Admittedly it sounds like a wellness retreat, but in fact it’s a cozy café in the Shoreline Hotel Waikiki with delicious food made from local, organic ingredients. Both indoor and outdoor seating is available and we were able to make same-day reservations. Heavenly is part of a restaurant group that includes other favs, Aloha Table and Goofy Café. We went in with expectations and were not disappointed.
Joe enjoyed a killer and colorful Kauai shrimp paella with sea asparagus. I opted for a loco moco – and not your typical nap-inducing loco moco with a giant hamburger patty swimming in gravy on white rice. Nope, Heavenly’s delicious version had a modest portion of locally sourced meat with a ginger soy glace, a sunnyside up local egg, served over organic grains and lentils, with roasted green beans, broccolini and carrots. While I will crush a traditional loco moco when the day calls for it, this healthier version tasted just right as we neared the end of a vacation.

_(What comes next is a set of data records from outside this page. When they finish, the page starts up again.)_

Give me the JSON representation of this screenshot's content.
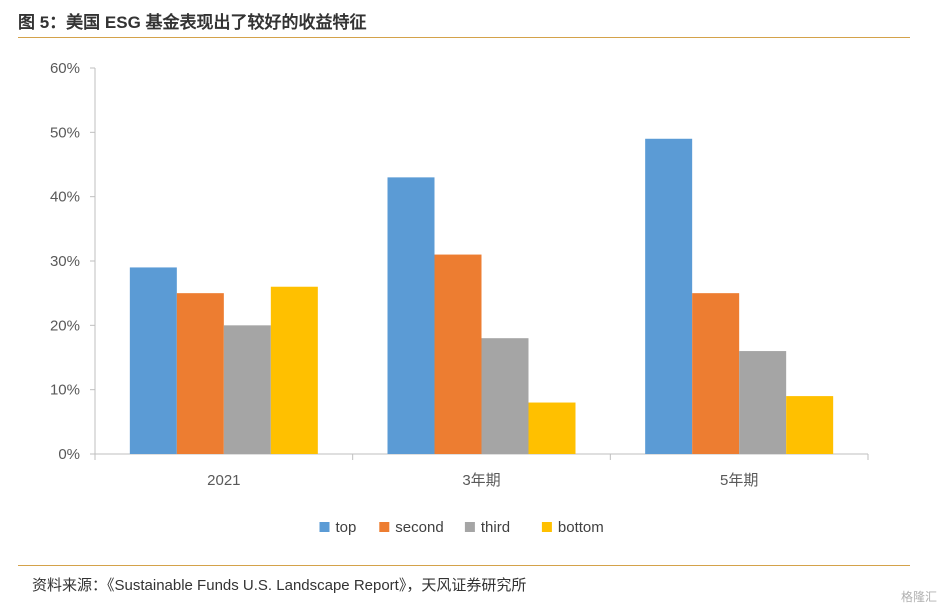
{
  "header": {
    "title": "图 5：美国  ESG 基金表现出了较好的收益特征"
  },
  "footer": {
    "source": "资料来源：《Sustainable Funds U.S. Landscape Report》，天风证券研究所"
  },
  "watermark": {
    "text": "格隆汇"
  },
  "chart_data": {
    "type": "bar",
    "categories": [
      "2021",
      "3年期",
      "5年期"
    ],
    "series": [
      {
        "name": "top",
        "values": [
          29,
          43,
          49
        ],
        "color": "#5b9bd5"
      },
      {
        "name": "second",
        "values": [
          25,
          31,
          25
        ],
        "color": "#ed7d31"
      },
      {
        "name": "third",
        "values": [
          20,
          18,
          16
        ],
        "color": "#a5a5a5"
      },
      {
        "name": "bottom",
        "values": [
          26,
          8,
          9
        ],
        "color": "#ffc000"
      }
    ],
    "ylim": [
      0,
      60
    ],
    "yticks": [
      "0%",
      "10%",
      "20%",
      "30%",
      "40%",
      "50%",
      "60%"
    ],
    "grid": false,
    "legend": "bottom"
  }
}
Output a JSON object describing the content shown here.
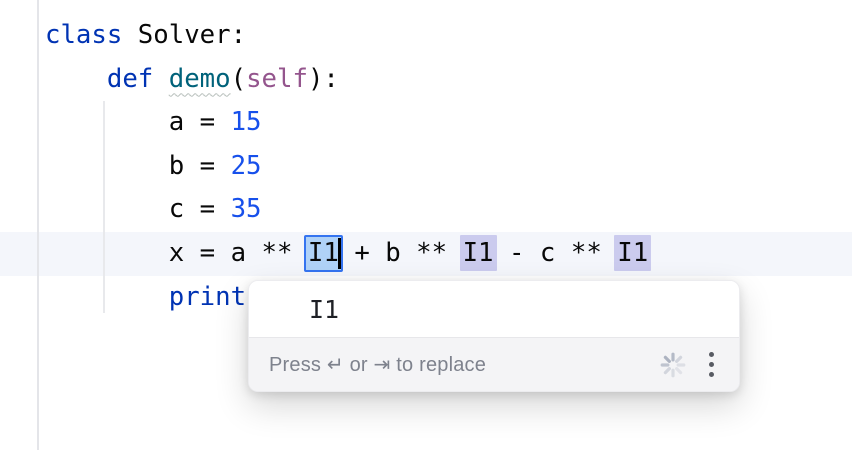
{
  "app": {
    "kind": "code-editor",
    "language": "python"
  },
  "colors": {
    "keyword": "#0033b3",
    "number": "#1750eb",
    "function_name": "#00627a",
    "self_param": "#94558d",
    "plain_text": "#080808",
    "current_line_bg": "#f4f6fb",
    "active_segment_fill": "#b0d2f7",
    "active_segment_border": "#3574f0",
    "occurrence_fill": "#cbcbee"
  },
  "editor": {
    "current_line_index": 5,
    "lines": [
      {
        "segments": [
          {
            "t": "class",
            "c": "kw"
          },
          {
            "t": " Solver:",
            "c": "pl"
          }
        ]
      },
      {
        "segments": [
          {
            "t": "    ",
            "c": "pl"
          },
          {
            "t": "def",
            "c": "kw"
          },
          {
            "t": " ",
            "c": "pl"
          },
          {
            "t": "demo",
            "c": "fn",
            "sq": true
          },
          {
            "t": "(",
            "c": "pl"
          },
          {
            "t": "self",
            "c": "slf"
          },
          {
            "t": "):",
            "c": "pl"
          }
        ]
      },
      {
        "segments": [
          {
            "t": "        a = ",
            "c": "pl"
          },
          {
            "t": "15",
            "c": "num"
          }
        ]
      },
      {
        "segments": [
          {
            "t": "        b = ",
            "c": "pl"
          },
          {
            "t": "25",
            "c": "num"
          }
        ]
      },
      {
        "segments": [
          {
            "t": "        c = ",
            "c": "pl"
          },
          {
            "t": "35",
            "c": "num"
          }
        ]
      },
      {
        "current": true,
        "segments": [
          {
            "t": "        x = a ** ",
            "c": "pl"
          },
          {
            "t": "I1",
            "c": "pl",
            "box": "active"
          },
          {
            "t": " + b ** ",
            "c": "pl"
          },
          {
            "t": "I1",
            "c": "pl",
            "box": "occ"
          },
          {
            "t": " - c ** ",
            "c": "pl"
          },
          {
            "t": "I1",
            "c": "pl",
            "box": "occ"
          }
        ]
      },
      {
        "segments": [
          {
            "t": "        ",
            "c": "pl"
          },
          {
            "t": "print",
            "c": "kw"
          }
        ]
      }
    ]
  },
  "completion_popup": {
    "items": [
      {
        "label": "I1"
      }
    ],
    "hint": "Press ↵ or ⇥ to replace",
    "icons": [
      "loading-spinner-icon",
      "kebab-menu-icon"
    ]
  }
}
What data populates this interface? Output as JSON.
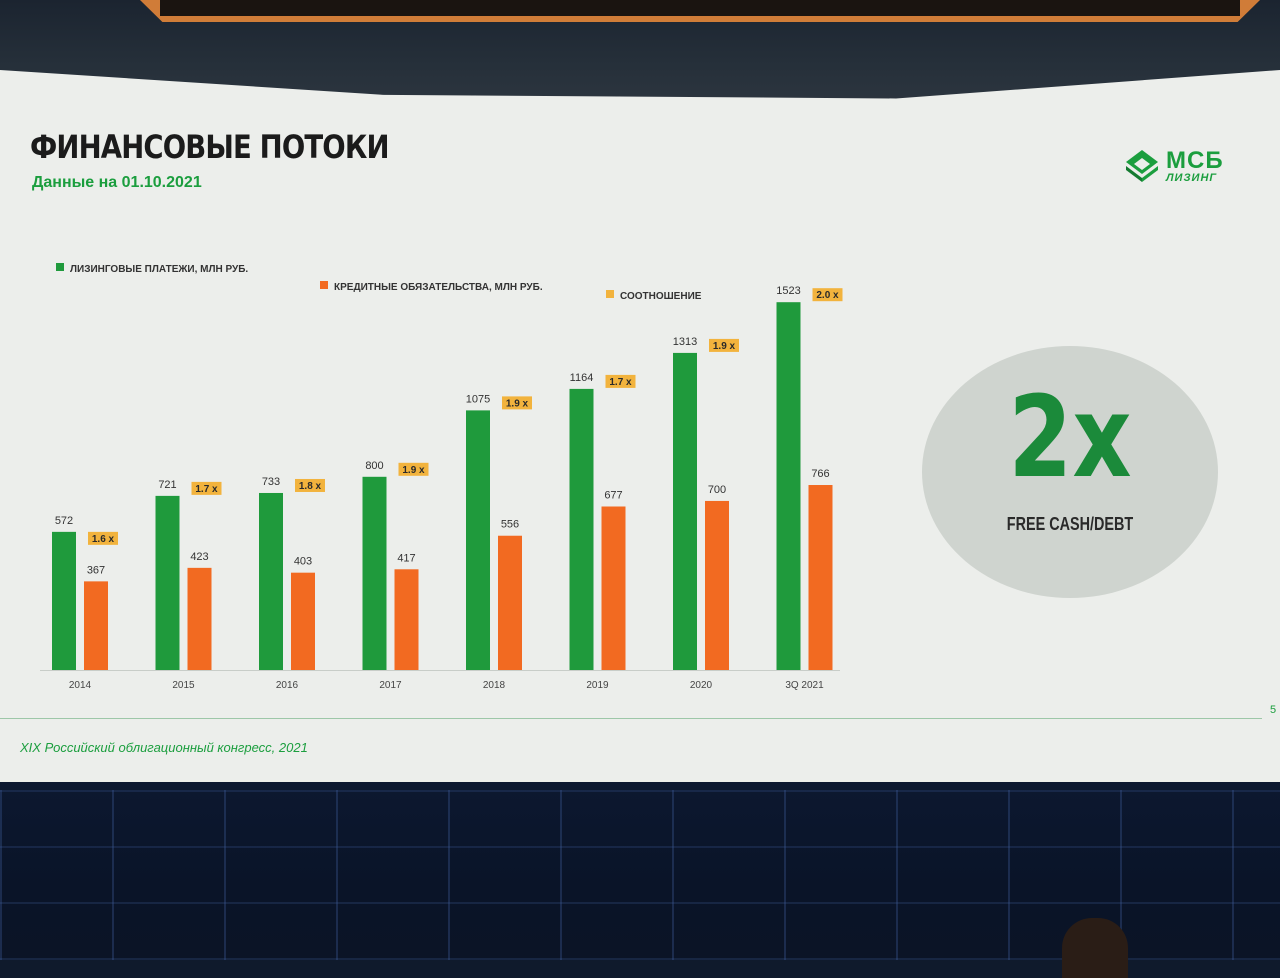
{
  "slide": {
    "title": "ФИНАНСОВЫЕ ПОТОКИ",
    "subtitle": "Данные на 01.10.2021",
    "logo_main": "МСБ",
    "logo_sub": "ЛИЗИНГ",
    "footer": "XIX Российский облигационный конгресс, 2021",
    "page_number": "5",
    "highlight": {
      "value": "2x",
      "caption": "FREE CASH/DEBT"
    }
  },
  "colors": {
    "green": "#1f9a3c",
    "orange": "#f26a21",
    "ratio_badge": "#f2b33d",
    "slide_bg": "#eceeeb"
  },
  "chart_data": {
    "type": "bar",
    "categories": [
      "2014",
      "2015",
      "2016",
      "2017",
      "2018",
      "2019",
      "2020",
      "3Q 2021"
    ],
    "series": [
      {
        "name": "ЛИЗИНГОВЫЕ ПЛАТЕЖИ, МЛН РУБ.",
        "values": [
          572,
          721,
          733,
          800,
          1075,
          1164,
          1313,
          1523
        ],
        "color": "#1f9a3c"
      },
      {
        "name": "КРЕДИТНЫЕ ОБЯЗАТЕЛЬСТВА, МЛН РУБ.",
        "values": [
          367,
          423,
          403,
          417,
          556,
          677,
          700,
          766
        ],
        "color": "#f26a21"
      }
    ],
    "ratio": {
      "name": "СООТНОШЕНИЕ",
      "labels": [
        "1.6 x",
        "1.7 x",
        "1.8 x",
        "1.9 x",
        "1.9 x",
        "1.7 x",
        "1.9 x",
        "2.0 x"
      ],
      "color": "#f2b33d"
    },
    "ylim": [
      0,
      1600
    ],
    "grid": false,
    "legend": "top"
  }
}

As our short trip drew to a close, we once again visited Monkeypod. I repeated with the ravioli appetizer – it’s that good! I completed my meal with a cup of coconut corn and potato chowder and a side of blistered broccoli in a balsamic reduction with chili flakes. Husband Joe crushed the prime ribeye steak, served with herb compound butter, jalapeno mashed potatoes and sautéed bok choy.
Our four days in Hawaii was a perfect getaway from what had so far been a dismal Alaska summer, a bright burst of sunshine to lift our spirits. It so happened that while in Waikiki, the city held its annual Waikiki Summer Festival. Main drag Kalakaua Avenue shuts down, and the street fills with food vendors, music, and crafts.
We wandered along enjoying the aromas of fresh grilled meats, and watched enthralled as goggle-wearing knife-wielding staff at the Dole booth artfully butchered pineapples, the fruits’ sweet smells filling the air.
Only hours earlier, traffic crammed the road. To see a vibrant market suddenly sprung up demonstrated once again what we’d reflected on during our brief vacation: that in dynamic Waikiki, no matter how often you visit, every trip promises to be different.